By the Atmospheric Hallways

So, how do I actually celebrate a day like today? I won't deny it, that's one. But I will not make a big fuss over it either. These days, I will just cook an elegant dinner for her and just spend time chatting about the day as always.

No flowers, no chocolates required. All you need on valentine's day, is just your presence. And the idea that there is no pressure for two persons to make any vows or anything. If two persons have the same feelings towards each other, it's all done inside.

Insecurities only set in when you have to keep reassuring yourself and your other half how much you mean to each other. Confidence in a relationship means you can take the simplest thing and make it more meaningful than anything you can buy or afford.

On a Clear Day, You Can See Everything

20 years ago, when we first started dating, we always remembered this elderly couple in their 70s sitting next to us in a food court. She was tending to their table and seats, making sure no one else came along to take it, whilst he was going about to buy their lunch.

As he came back, he placed everything nicely for her, knowing exactly what she wanted, how she wanted it. And not a word was spoken between the two of them. Yet, to the both of us, their actions communicated so much more than words could ever express.

Their deep sense of belonging, his knowledge of her every habit, and her patience and love for her longtime husband. All those thoughts came to both of us simultaneously, as we also look at each other without uttering a word. And at that moment, we knew we were thinking the same exact thoughts.

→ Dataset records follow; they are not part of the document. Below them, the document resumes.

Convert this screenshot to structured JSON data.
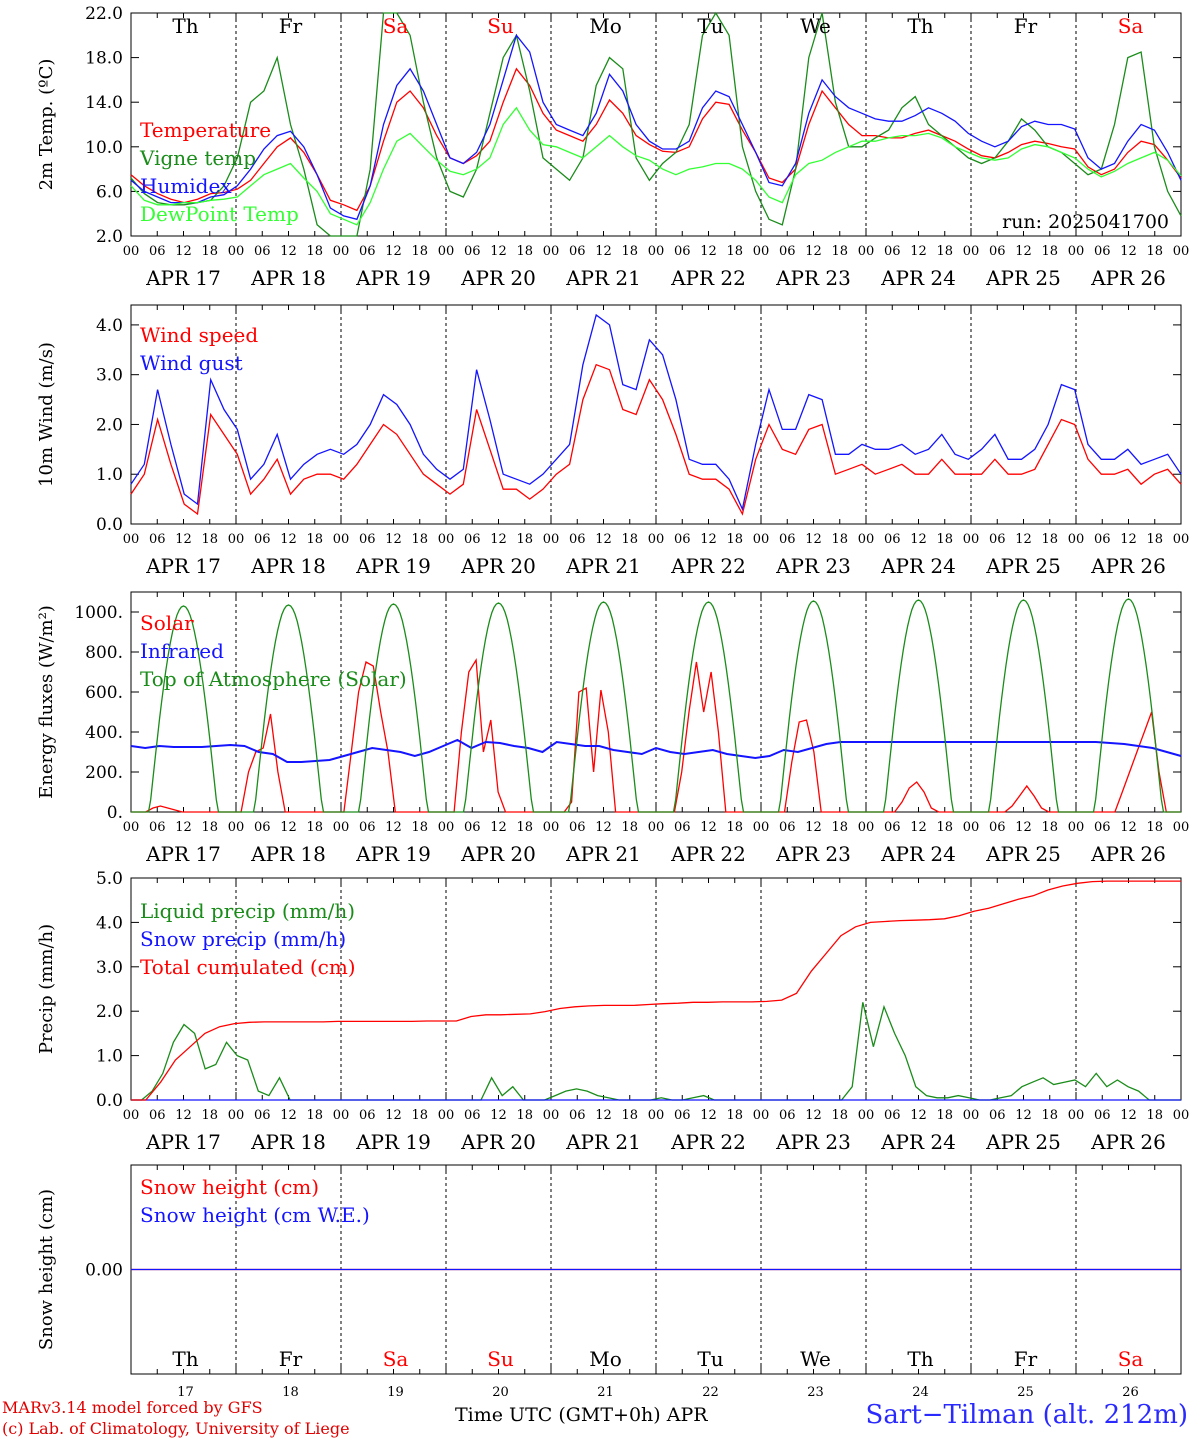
{
  "chart_data": [
    {
      "type": "line",
      "ylabel": "2m Temp. (ºC)",
      "ylim": [
        2,
        22
      ],
      "yticks": [
        "2.0",
        "6.0",
        "10.0",
        "14.0",
        "18.0",
        "22.0"
      ],
      "annotation": "run: 2025041700",
      "series": [
        {
          "name": "Temperature",
          "color": "#ff0000",
          "values": [
            7.5,
            6.5,
            5.8,
            5.3,
            5.0,
            5.3,
            5.8,
            5.9,
            6.2,
            7.0,
            8.5,
            10.0,
            10.8,
            9.5,
            7.5,
            5.2,
            4.8,
            4.3,
            6.5,
            10.5,
            14.0,
            15.0,
            13.5,
            11.0,
            9.0,
            8.5,
            9.2,
            10.5,
            14.0,
            17.0,
            15.5,
            13.0,
            11.5,
            11.0,
            10.5,
            12.0,
            14.2,
            13.0,
            11.0,
            10.2,
            9.6,
            9.5,
            10.0,
            12.5,
            14.0,
            13.8,
            11.5,
            9.5,
            7.2,
            6.8,
            8.0,
            12.0,
            15.0,
            13.5,
            12.0,
            11.0,
            11.0,
            10.8,
            10.8,
            11.2,
            11.5,
            11.0,
            10.5,
            9.8,
            9.2,
            9.0,
            9.5,
            10.2,
            10.5,
            10.3,
            10.0,
            9.8,
            8.2,
            7.5,
            8.0,
            9.5,
            10.5,
            10.2,
            8.8,
            7.2
          ]
        },
        {
          "name": "Vigne temp",
          "color": "#1a8c1a",
          "values": [
            7.2,
            5.8,
            5.0,
            4.8,
            4.8,
            5.0,
            5.2,
            6.5,
            9.0,
            14.0,
            15.0,
            18.0,
            12.0,
            8.0,
            3.0,
            1.8,
            1.0,
            0.8,
            8.0,
            22.0,
            22.0,
            20.0,
            14.0,
            9.0,
            6.0,
            5.5,
            8.0,
            13.0,
            18.0,
            20.0,
            15.0,
            9.0,
            8.0,
            7.0,
            9.0,
            15.5,
            18.0,
            17.0,
            9.0,
            7.0,
            8.5,
            9.5,
            12.0,
            20.0,
            22.0,
            20.0,
            10.0,
            6.0,
            3.5,
            3.0,
            8.0,
            18.0,
            22.0,
            14.0,
            10.0,
            10.0,
            10.8,
            11.5,
            13.5,
            14.5,
            12.0,
            11.0,
            10.0,
            9.0,
            8.5,
            9.0,
            10.5,
            12.5,
            11.5,
            10.0,
            9.5,
            8.5,
            7.5,
            8.0,
            12.0,
            18.0,
            18.5,
            10.0,
            6.0,
            3.8
          ]
        },
        {
          "name": "Humidex",
          "color": "#1414ff",
          "values": [
            7.0,
            6.0,
            5.5,
            5.0,
            5.0,
            5.0,
            5.5,
            5.7,
            6.5,
            8.0,
            9.8,
            11.0,
            11.4,
            10.0,
            7.5,
            4.5,
            3.8,
            3.5,
            6.5,
            12.0,
            15.5,
            17.0,
            15.0,
            12.0,
            9.0,
            8.5,
            9.5,
            12.0,
            16.0,
            20.0,
            18.5,
            14.0,
            12.0,
            11.5,
            11.0,
            13.0,
            16.5,
            15.0,
            12.0,
            10.5,
            9.8,
            9.8,
            10.5,
            13.5,
            15.0,
            14.5,
            12.0,
            9.5,
            6.8,
            6.5,
            8.5,
            13.0,
            16.0,
            14.5,
            13.5,
            13.0,
            12.5,
            12.3,
            12.3,
            12.8,
            13.5,
            13.0,
            12.3,
            11.2,
            10.5,
            10.0,
            10.5,
            11.8,
            12.3,
            12.0,
            12.0,
            11.6,
            9.0,
            8.0,
            8.5,
            10.5,
            12.0,
            11.5,
            9.5,
            7.0
          ]
        },
        {
          "name": "DewPoint Temp",
          "color": "#33ff33",
          "values": [
            6.5,
            5.2,
            4.8,
            4.8,
            5.0,
            5.0,
            5.2,
            5.3,
            5.5,
            6.5,
            7.5,
            8.0,
            8.5,
            7.2,
            6.0,
            4.0,
            3.5,
            3.0,
            5.0,
            8.0,
            10.5,
            11.2,
            10.0,
            8.8,
            7.8,
            7.5,
            8.0,
            9.0,
            12.0,
            13.5,
            11.5,
            10.2,
            10.0,
            9.5,
            9.0,
            10.0,
            11.0,
            10.0,
            9.2,
            8.8,
            8.0,
            7.5,
            8.0,
            8.2,
            8.5,
            8.5,
            8.0,
            7.0,
            5.5,
            5.0,
            7.5,
            8.5,
            8.8,
            9.5,
            10.0,
            10.5,
            10.5,
            10.8,
            11.0,
            11.0,
            11.2,
            10.8,
            10.0,
            9.5,
            9.0,
            8.8,
            9.0,
            9.8,
            10.2,
            10.0,
            9.5,
            9.0,
            8.0,
            7.3,
            7.8,
            8.5,
            9.0,
            9.5,
            8.8,
            7.4
          ]
        }
      ]
    },
    {
      "type": "line",
      "ylabel": "10m Wind (m/s)",
      "ylim": [
        0,
        4.4
      ],
      "yticks": [
        "0.0",
        "1.0",
        "2.0",
        "3.0",
        "4.0"
      ],
      "series": [
        {
          "name": "Wind speed",
          "color": "#ff0000",
          "values": [
            0.6,
            1.0,
            2.1,
            1.2,
            0.4,
            0.2,
            2.2,
            1.8,
            1.4,
            0.6,
            0.9,
            1.3,
            0.6,
            0.9,
            1.0,
            1.0,
            0.9,
            1.2,
            1.6,
            2.0,
            1.8,
            1.4,
            1.0,
            0.8,
            0.6,
            0.8,
            2.3,
            1.5,
            0.7,
            0.7,
            0.5,
            0.7,
            1.0,
            1.2,
            2.5,
            3.2,
            3.1,
            2.3,
            2.2,
            2.9,
            2.5,
            1.8,
            1.0,
            0.9,
            0.9,
            0.7,
            0.2,
            1.3,
            2.0,
            1.5,
            1.4,
            1.9,
            2.0,
            1.0,
            1.1,
            1.2,
            1.0,
            1.1,
            1.2,
            1.0,
            1.0,
            1.3,
            1.0,
            1.0,
            1.0,
            1.3,
            1.0,
            1.0,
            1.1,
            1.6,
            2.1,
            2.0,
            1.3,
            1.0,
            1.0,
            1.1,
            0.8,
            1.0,
            1.1,
            0.8
          ]
        },
        {
          "name": "Wind gust",
          "color": "#1414ff",
          "values": [
            0.8,
            1.2,
            2.7,
            1.6,
            0.6,
            0.4,
            2.9,
            2.3,
            1.9,
            0.9,
            1.2,
            1.8,
            0.9,
            1.2,
            1.4,
            1.5,
            1.4,
            1.6,
            2.0,
            2.6,
            2.4,
            2.0,
            1.4,
            1.1,
            0.9,
            1.1,
            3.1,
            2.1,
            1.0,
            0.9,
            0.8,
            1.0,
            1.3,
            1.6,
            3.2,
            4.2,
            4.0,
            2.8,
            2.7,
            3.7,
            3.4,
            2.5,
            1.3,
            1.2,
            1.2,
            0.9,
            0.3,
            1.6,
            2.7,
            1.9,
            1.9,
            2.6,
            2.5,
            1.4,
            1.4,
            1.6,
            1.5,
            1.5,
            1.6,
            1.4,
            1.5,
            1.8,
            1.4,
            1.3,
            1.5,
            1.8,
            1.3,
            1.3,
            1.5,
            2.0,
            2.8,
            2.7,
            1.6,
            1.3,
            1.3,
            1.5,
            1.2,
            1.3,
            1.4,
            1.0
          ]
        }
      ]
    },
    {
      "type": "line",
      "ylabel": "Energy fluxes (W/m²)",
      "ylim": [
        0,
        1100
      ],
      "yticks": [
        "0.",
        "200.",
        "400.",
        "600.",
        "800.",
        "1000."
      ],
      "series": [
        {
          "name": "Solar",
          "color": "#ff0000",
          "values": [
            0,
            0,
            0,
            20,
            30,
            20,
            10,
            0,
            0,
            0,
            0,
            0,
            0,
            0,
            0,
            0,
            200,
            300,
            320,
            490,
            200,
            0,
            0,
            0,
            0,
            0,
            0,
            0,
            0,
            0,
            300,
            600,
            750,
            730,
            500,
            300,
            0,
            0,
            0,
            0,
            0,
            0,
            0,
            0,
            0,
            400,
            700,
            760,
            300,
            460,
            100,
            0,
            0,
            0,
            0,
            0,
            0,
            0,
            0,
            0,
            50,
            600,
            620,
            200,
            610,
            400,
            0,
            0,
            0,
            0,
            0,
            0,
            0,
            0,
            0,
            200,
            500,
            750,
            500,
            700,
            400,
            0,
            0,
            0,
            0,
            0,
            0,
            0,
            0,
            0,
            250,
            450,
            460,
            300,
            0,
            0,
            0,
            0,
            0,
            0,
            0,
            0,
            0,
            0,
            0,
            50,
            120,
            150,
            100,
            20,
            0,
            0,
            0,
            0,
            0,
            0,
            0,
            0,
            0,
            0,
            30,
            80,
            130,
            80,
            20,
            0,
            0,
            0,
            0,
            0,
            0,
            0,
            0,
            0,
            0,
            100,
            200,
            300,
            400,
            500,
            200,
            0,
            0,
            0
          ]
        },
        {
          "name": "Infrared",
          "color": "#1414ff",
          "values": [
            330,
            320,
            330,
            325,
            325,
            325,
            330,
            335,
            330,
            300,
            290,
            250,
            250,
            255,
            260,
            280,
            300,
            320,
            310,
            300,
            280,
            300,
            330,
            360,
            320,
            350,
            345,
            330,
            320,
            300,
            350,
            340,
            330,
            330,
            310,
            300,
            290,
            320,
            300,
            290,
            300,
            310,
            290,
            280,
            270,
            280,
            310,
            300,
            320,
            340,
            350,
            350,
            350,
            350,
            350,
            350,
            350,
            350,
            350,
            350,
            350,
            350,
            350,
            350,
            350,
            350,
            350,
            350,
            350,
            345,
            340,
            330,
            320,
            300,
            280
          ]
        },
        {
          "name": "Top of Atmosphere (Solar)",
          "color": "#1a8c1a",
          "values": [
            1030,
            1035,
            1040,
            1045,
            1050,
            1050,
            1055,
            1060,
            1060,
            1065
          ]
        }
      ]
    },
    {
      "type": "line",
      "ylabel": "Precip (mm/h)",
      "ylim": [
        0,
        5
      ],
      "yticks": [
        "0.0",
        "1.0",
        "2.0",
        "3.0",
        "4.0",
        "5.0"
      ],
      "series": [
        {
          "name": "Liquid precip (mm/h)",
          "color": "#1a8c1a",
          "values": [
            0,
            0,
            0.2,
            0.6,
            1.3,
            1.7,
            1.5,
            0.7,
            0.8,
            1.3,
            1.0,
            0.9,
            0.2,
            0.1,
            0.5,
            0,
            0,
            0,
            0,
            0,
            0,
            0,
            0,
            0,
            0,
            0,
            0,
            0,
            0,
            0,
            0,
            0,
            0,
            0,
            0.5,
            0.1,
            0.3,
            0,
            0,
            0,
            0.1,
            0.2,
            0.25,
            0.2,
            0.1,
            0.05,
            0,
            0,
            0,
            0,
            0.05,
            0,
            0,
            0.05,
            0.1,
            0,
            0,
            0,
            0,
            0,
            0,
            0,
            0,
            0,
            0,
            0,
            0,
            0,
            0.3,
            2.2,
            1.2,
            2.1,
            1.5,
            1.0,
            0.3,
            0.1,
            0.05,
            0.05,
            0.1,
            0.05,
            0,
            0,
            0.05,
            0.1,
            0.3,
            0.4,
            0.5,
            0.35,
            0.4,
            0.45,
            0.3,
            0.6,
            0.3,
            0.45,
            0.3,
            0.2,
            0,
            0,
            0,
            0
          ]
        },
        {
          "name": "Snow precip (mm/h)",
          "color": "#1414ff",
          "values": [
            0,
            0,
            0,
            0,
            0,
            0,
            0,
            0,
            0,
            0
          ]
        },
        {
          "name": "Total cumulated (cm)",
          "color": "#ff0000",
          "values": [
            0,
            0,
            0.4,
            0.9,
            1.2,
            1.5,
            1.65,
            1.72,
            1.75,
            1.76,
            1.76,
            1.76,
            1.76,
            1.76,
            1.77,
            1.77,
            1.77,
            1.77,
            1.77,
            1.77,
            1.78,
            1.78,
            1.78,
            1.88,
            1.92,
            1.92,
            1.93,
            1.94,
            1.99,
            2.06,
            2.1,
            2.12,
            2.13,
            2.13,
            2.13,
            2.15,
            2.17,
            2.18,
            2.2,
            2.2,
            2.21,
            2.21,
            2.21,
            2.22,
            2.25,
            2.4,
            2.9,
            3.3,
            3.7,
            3.9,
            4.0,
            4.02,
            4.04,
            4.05,
            4.06,
            4.08,
            4.15,
            4.25,
            4.32,
            4.42,
            4.52,
            4.6,
            4.73,
            4.82,
            4.88,
            4.92,
            4.93,
            4.93,
            4.93,
            4.93,
            4.93,
            4.93
          ]
        }
      ]
    },
    {
      "type": "line",
      "ylabel": "Snow height (cm)",
      "yticks": [
        "0.00"
      ],
      "series": [
        {
          "name": "Snow height (cm)",
          "color": "#ff0000",
          "values": [
            0,
            0,
            0,
            0,
            0,
            0,
            0,
            0,
            0,
            0,
            0
          ]
        },
        {
          "name": "Snow height (cm W.E.)",
          "color": "#1414ff",
          "values": [
            0,
            0,
            0,
            0,
            0,
            0,
            0,
            0,
            0,
            0,
            0
          ]
        }
      ]
    }
  ],
  "axis": {
    "hour_ticks": [
      "00",
      "06",
      "12",
      "18"
    ],
    "final_tick": "00",
    "dates": [
      "APR 17",
      "APR 18",
      "APR 19",
      "APR 20",
      "APR 21",
      "APR 22",
      "APR 23",
      "APR 24",
      "APR 25",
      "APR 26"
    ],
    "weekdays": [
      "Th",
      "Fr",
      "Sa",
      "Su",
      "Mo",
      "Tu",
      "We",
      "Th",
      "Fr",
      "Sa"
    ],
    "weekday_colors": [
      "#000000",
      "#000000",
      "#ff0000",
      "#ff0000",
      "#000000",
      "#000000",
      "#000000",
      "#000000",
      "#000000",
      "#ff0000"
    ],
    "day_numbers": [
      "17",
      "18",
      "19",
      "20",
      "21",
      "22",
      "23",
      "24",
      "25",
      "26"
    ]
  },
  "footer": {
    "model": "MARv3.14 model forced by GFS",
    "lab": "(c) Lab. of Climatology, University of Liege",
    "xlabel": "Time UTC (GMT+0h) APR",
    "station": "Sart−Tilman (alt. 212m)"
  }
}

As we get through February 14th for the umpteenth time, it has never been more clearer what it means to me, and to her. The fact that we still miss each other everyday and the eagerness to see each other at the end of the day. This is clarity, and this is also a sense of certainty that what we have is real and true.

The secret to a long lasting relationship? It's actually no secret at all. It's simply cherishing what the other one does for you, every single moment of your life. And when you acknowledge that, everything else will become clearer after that.

When I think back to that elderly couple, I know that the best thing you can say to your loved one is actually unspoken.

Have a beautiful Valentine's Day with your special one today, from the Silver Chef.